Sometimes if we disagree about something on the show, we'll be glad to see the back of each other for that day, but the next morning it's back to normal. We never have big arguments or anything like that. It's a relationship, like a marriage. We talk together in sentences: I'll start a sentence and he'll finish it.

But it's very easy going. When we first started working together, Russ would look at me as if to say, "what the f*** are you talking about?" on air. Now we trust each other a lot more. If someone starts a rave we'll take it to its natural conclusion, or we'll bring in a record if it's dying on its arse. The thing with our show, and with our relationship, is that it's very free-form. I'm a very free-form, loose-cannon kind of person, and that's why I like it.

Our wives our very long suffering. They usually get on quite well at social functions, spending most of the time agreeing about what crap husbands we are. But the show doesn't disturb our marriage too much. Because my wife is a film producer for commercials, she has a very erratic lifestyle herself. She might be on location shooting for a week or two weeks at a time, and sometimes she's just coming back from somewhere just as I'm about to go off somewhere. But having a baby imminently may mean I'll get to see a bit more of her.
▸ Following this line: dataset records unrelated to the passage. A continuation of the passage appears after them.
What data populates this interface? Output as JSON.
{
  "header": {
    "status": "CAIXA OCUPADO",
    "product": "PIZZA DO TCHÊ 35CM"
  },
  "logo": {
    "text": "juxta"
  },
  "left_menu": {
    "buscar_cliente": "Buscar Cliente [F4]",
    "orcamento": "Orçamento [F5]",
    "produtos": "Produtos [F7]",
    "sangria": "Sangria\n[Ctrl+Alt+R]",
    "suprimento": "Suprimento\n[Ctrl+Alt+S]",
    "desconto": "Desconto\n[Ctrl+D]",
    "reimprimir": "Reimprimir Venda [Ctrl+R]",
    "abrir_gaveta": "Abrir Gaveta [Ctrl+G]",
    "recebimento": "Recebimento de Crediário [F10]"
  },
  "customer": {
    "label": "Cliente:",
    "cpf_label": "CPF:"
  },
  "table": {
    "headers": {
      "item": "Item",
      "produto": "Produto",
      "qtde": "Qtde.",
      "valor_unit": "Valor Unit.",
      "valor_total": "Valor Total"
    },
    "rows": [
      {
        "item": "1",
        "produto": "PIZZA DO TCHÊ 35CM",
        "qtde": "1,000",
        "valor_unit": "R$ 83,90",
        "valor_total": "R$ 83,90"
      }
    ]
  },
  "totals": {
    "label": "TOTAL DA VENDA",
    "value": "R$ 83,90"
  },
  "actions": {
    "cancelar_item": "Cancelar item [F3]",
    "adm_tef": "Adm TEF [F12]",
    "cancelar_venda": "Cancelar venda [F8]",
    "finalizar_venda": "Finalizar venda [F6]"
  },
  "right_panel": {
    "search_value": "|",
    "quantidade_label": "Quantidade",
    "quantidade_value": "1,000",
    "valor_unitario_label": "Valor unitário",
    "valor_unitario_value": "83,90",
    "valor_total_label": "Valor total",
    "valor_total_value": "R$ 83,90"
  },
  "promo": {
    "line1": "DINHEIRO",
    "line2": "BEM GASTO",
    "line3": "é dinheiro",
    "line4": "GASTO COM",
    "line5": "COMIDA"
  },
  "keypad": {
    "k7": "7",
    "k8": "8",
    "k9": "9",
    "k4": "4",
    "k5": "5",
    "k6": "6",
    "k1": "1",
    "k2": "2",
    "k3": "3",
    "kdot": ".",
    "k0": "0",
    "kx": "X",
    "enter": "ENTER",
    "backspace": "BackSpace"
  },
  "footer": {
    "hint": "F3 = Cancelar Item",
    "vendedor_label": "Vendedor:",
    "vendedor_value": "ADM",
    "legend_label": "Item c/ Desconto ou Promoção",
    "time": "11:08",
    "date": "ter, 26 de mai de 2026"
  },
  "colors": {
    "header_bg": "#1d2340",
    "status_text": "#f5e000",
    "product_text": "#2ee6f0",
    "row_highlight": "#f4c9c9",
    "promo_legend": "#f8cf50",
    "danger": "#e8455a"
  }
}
Sometimes Russ and I go out and have a curry at lunchtime, or I'll drag him off to the Groucho Club. It's bizarre, but it works because it is bizarre. When we go out, I'll usually have a bottle of red wine, and Russell will have a bit of the wine, but he's more your beer bloke. He's much more your imported lager man.

We've had a few rock'n'roll evenings, but we try not to have too many lost weekends during the week. There have been some Friday lunches where Friday lunch has turned into Friday dinner. We've stayed in a restaurant until they've kicked us out, and our wives have had to come and pick us up and take us home.